Content: You Blog What You Are

I have heard this from a number of people who start blogging and after the introduction they ask

NOW WHAT DO I SAY?

My response to this is the same thing I say when I'm editing:

What do you want to say here?

Because blogs are freeform, we can say, do and be anything on them. You don't have to be nice, or even particularly honest, or remotely like yourself in a blog. I do find, however, that the best blogs reflect their author - not just their interests but how they express those interests in real life. For instance, I have a graphic designer friend who posts little more than paragraphs from whatever book he's reading that have something to do with color. This seems like a rather esoteric restriction, but in it, his personality is perfectly reflected, and the posts work - they make me want to go read the books he's reading.

Another is a poet who has a chattier blog (or roman-fleuve as she calls it) about her life and family, but all the characters are obscurred by nicknames.

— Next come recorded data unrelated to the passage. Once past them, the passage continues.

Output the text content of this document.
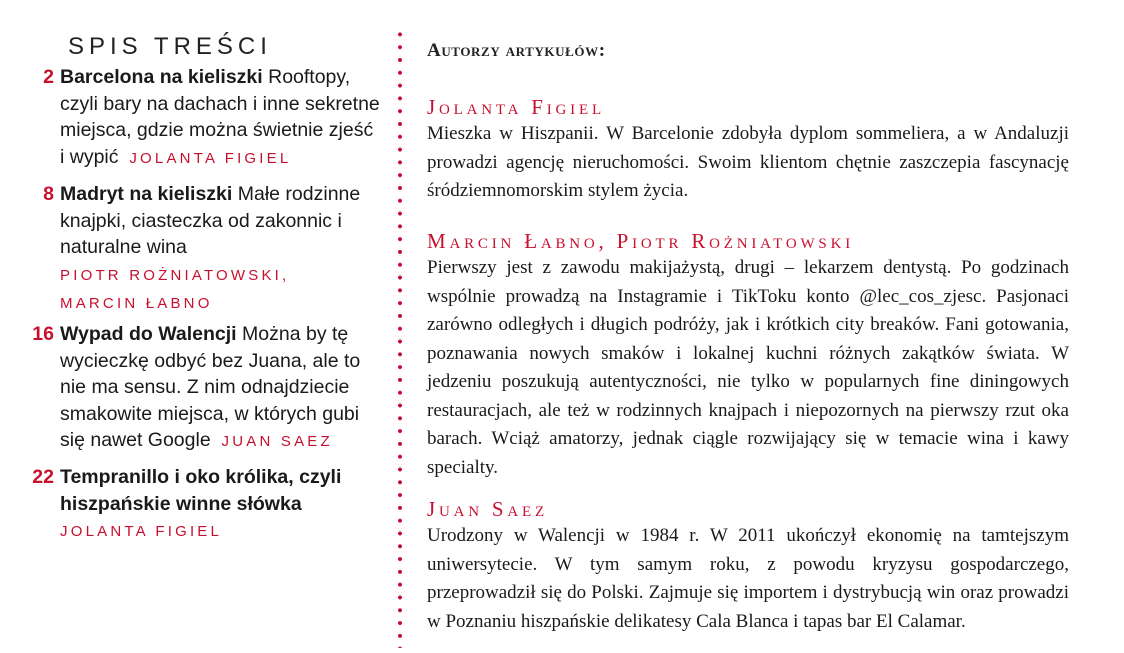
SPIS TREŚCI
2 Barcelona na kieliszki Rooftopy, czyli bary na dachach i inne sekretne miejsca, gdzie można świetnie zjeść i wypić JOLANTA FIGIEL
8 Madryt na kieliszki Małe rodzinne knajpki, ciasteczka od zakonnic i naturalne wina
PIOTR ROŻNIATOWSKI,
MARCIN ŁABNO
16 Wypad do Walencji Można by tę wycieczkę odbyć bez Juana, ale to nie ma sensu. Z nim odnajdziecie smakowite miejsca, w których gubi się nawet Google JUAN SAEZ
22 Tempranillo i oko królika, czyli hiszpańskie winne słówka
JOLANTA FIGIEL
Autorzy artykułów:
Jolanta Figiel
Mieszka w Hiszpanii. W Barcelonie zdobyła dyplom sommeliera, a w Andaluzji prowadzi agencję nieruchomości. Swoim klientom chętnie zaszczepia fascynację śródziemnomorskim stylem życia.
Marcin Łabno, Piotr Rożniatowski
Pierwszy jest z zawodu makijażystą, drugi – lekarzem dentystą. Po godzinach wspólnie prowadzą na Instagramie i TikToku konto @lec_cos_zjesc. Pasjonaci zarówno odległych i długich podróży, jak i krótkich city breaków. Fani gotowania, poznawania nowych smaków i lokalnej kuchni różnych zakątków świata. W jedzeniu poszukują autentyczności, nie tylko w popularnych fine diningowych restauracjach, ale też w rodzinnych knajpach i niepozornych na pierwszy rzut oka barach. Wciąż amatorzy, jednak ciągle rozwijający się w temacie wina i kawy specialty.
Juan Saez
Urodzony w Walencji w 1984 r. W 2011 ukończył ekonomię na tamtejszym uniwersytecie. W tym samym roku, z powodu kryzysu gospodarczego, przeprowadził się do Polski. Zajmuje się importem i dystrybucją win oraz prowadzi w Poznaniu hiszpańskie delikatesy Cala Blanca i tapas bar El Calamar.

The prose with which the examines her life is carefully wrought, occasionally breathless, but always highly contoured and this also reflects her personality.

My own blog centers on three subjects with the appropriate weights


Because, this is what I find interesting, the lenses through which I like to look at life. I have toyed with the idea of separate blogs for each interest, thinking the mix blurs teh narrative, but I came to realize that this mix is my narrative.

Once you find what you want to talk about, then its important to start talking, and the format for your conversations will evolve. In my case, when I want to just talk about soem random thing that happened, I will make a post that is 5 things about ____________ followed by bullet points. If I feel like honing in on something, I will do 100 Words on __________. Sometimes I just want to write, so I'll do an abecedary, or alphabetic list, with a word of idea for each letter of the alphabet.

Lately, my favorite thing to write about is the music I listen to, so I post the album covers in a row and then just talk about them, as if I had some interested party begging me to tell them "Why Alex, are you listening to Wishbone Ash today?"

The thing about a blog, especially your own blog, is that it should not be forced, but allowed to form its own discipline through doing, and it should be flexible enough to change as you change.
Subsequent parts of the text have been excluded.